2) Human Beings need community, apart and distinct from our individual relationships with other human beings. There is a connection to the whole, a belonging to the community which is key to happiness and meaning. Such is manifest in socializing and education among many other aspects of community.
3) A respect for the Common Good is essential for the psychological and spiritual health of the individual.
4) Nature, the web of life, and the integrity of the earth are also part of the Common Good, and neither the human community nor the individual person can be healthy without this aspect of the Common Good.
In order for Economics to be not only part of the transition and change which is so desperately needed, but also to play a leading, constructive role, of which it is capable, we call for a significant change in Economics and among Economists in the face of the need for dialogue to find specific solutions.
Good economists must acknowledge that, there is a need to go well beyond the standard models and the typical mathematical assumptions. We must reach out more deeply and more broadly for wisdom. Now is the time for a revolution in Economic thinking.
Economists must find ways to incorporate all of the lessons in equality, social justice, ecological balance, and respect for the earth, community and relationship into its standard approach.

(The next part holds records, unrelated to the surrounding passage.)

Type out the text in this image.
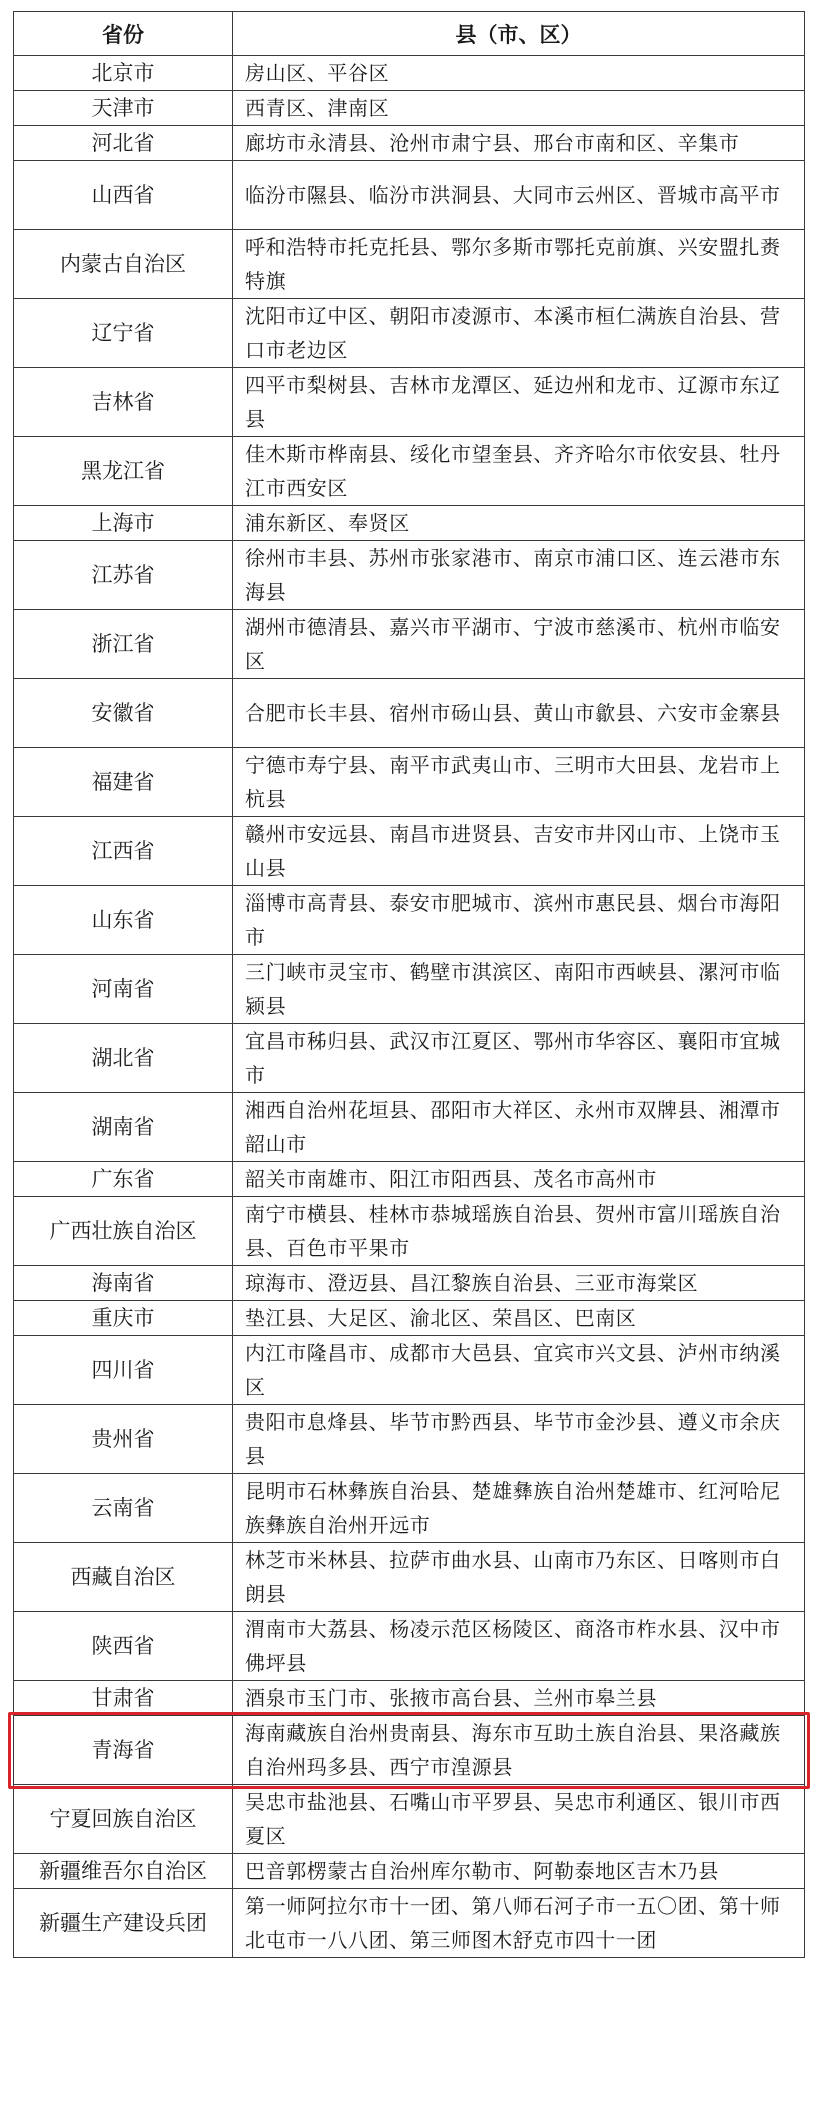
省份	县（市、区）
北京市	房山区、平谷区
天津市	西青区、津南区
河北省	廊坊市永清县、沧州市肃宁县、邢台市南和区、辛集市
山西省	临汾市隰县、临汾市洪洞县、大同市云州区、晋城市高平市
内蒙古自治区	呼和浩特市托克托县、鄂尔多斯市鄂托克前旗、兴安盟扎赉特旗
辽宁省	沈阳市辽中区、朝阳市凌源市、本溪市桓仁满族自治县、营口市老边区
吉林省	四平市梨树县、吉林市龙潭区、延边州和龙市、辽源市东辽县
黑龙江省	佳木斯市桦南县、绥化市望奎县、齐齐哈尔市依安县、牡丹江市西安区
上海市	浦东新区、奉贤区
江苏省	徐州市丰县、苏州市张家港市、南京市浦口区、连云港市东海县
浙江省	湖州市德清县、嘉兴市平湖市、宁波市慈溪市、杭州市临安区
安徽省	合肥市长丰县、宿州市砀山县、黄山市歙县、六安市金寨县
福建省	宁德市寿宁县、南平市武夷山市、三明市大田县、龙岩市上杭县
江西省	赣州市安远县、南昌市进贤县、吉安市井冈山市、上饶市玉山县
山东省	淄博市高青县、泰安市肥城市、滨州市惠民县、烟台市海阳市
河南省	三门峡市灵宝市、鹤壁市淇滨区、南阳市西峡县、漯河市临颍县
湖北省	宜昌市秭归县、武汉市江夏区、鄂州市华容区、襄阳市宜城市
湖南省	湘西自治州花垣县、邵阳市大祥区、永州市双牌县、湘潭市韶山市
广东省	韶关市南雄市、阳江市阳西县、茂名市高州市
广西壮族自治区	南宁市横县、桂林市恭城瑶族自治县、贺州市富川瑶族自治县、百色市平果市
海南省	琼海市、澄迈县、昌江黎族自治县、三亚市海棠区
重庆市	垫江县、大足区、渝北区、荣昌区、巴南区
四川省	内江市隆昌市、成都市大邑县、宜宾市兴文县、泸州市纳溪区
贵州省	贵阳市息烽县、毕节市黔西县、毕节市金沙县、遵义市余庆县
云南省	昆明市石林彝族自治县、楚雄彝族自治州楚雄市、红河哈尼族彝族自治州开远市
西藏自治区	林芝市米林县、拉萨市曲水县、山南市乃东区、日喀则市白朗县
陕西省	渭南市大荔县、杨凌示范区杨陵区、商洛市柞水县、汉中市佛坪县
甘肃省	酒泉市玉门市、张掖市高台县、兰州市皋兰县
青海省	海南藏族自治州贵南县、海东市互助土族自治县、果洛藏族自治州玛多县、西宁市湟源县
宁夏回族自治区	吴忠市盐池县、石嘴山市平罗县、吴忠市利通区、银川市西夏区
新疆维吾尔自治区	巴音郭楞蒙古自治州库尔勒市、阿勒泰地区吉木乃县
新疆生产建设兵团	第一师阿拉尔市十一团、第八师石河子市一五〇团、第十师北屯市一八八团、第三师图木舒克市四十一团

And that incorporation will be the revolution in economic thinking for which I am calling.
Economics must change. Economists must change. What we teach students must change. It must change if it is to play a constructive role in solving the multiple and multi-dimensional crises that have engulfed our world, our species, the fabric of human community, relationships, and the web of life. We are running out of time. If our discipline does not change, if the revolution in thinking we have called for does not happen, if we do not revisit the rich and fertile soil from which our subject sprang, that is moral philosophy, to find answers to the broader questions of human existence, meaning of life, and ecology, then not only will we have retreated from the chance to play a constructive role in solving these crises, we will inherit well deserved scorn and contempt. The opportunity is upon us. Let us seize it. Carpe Diem!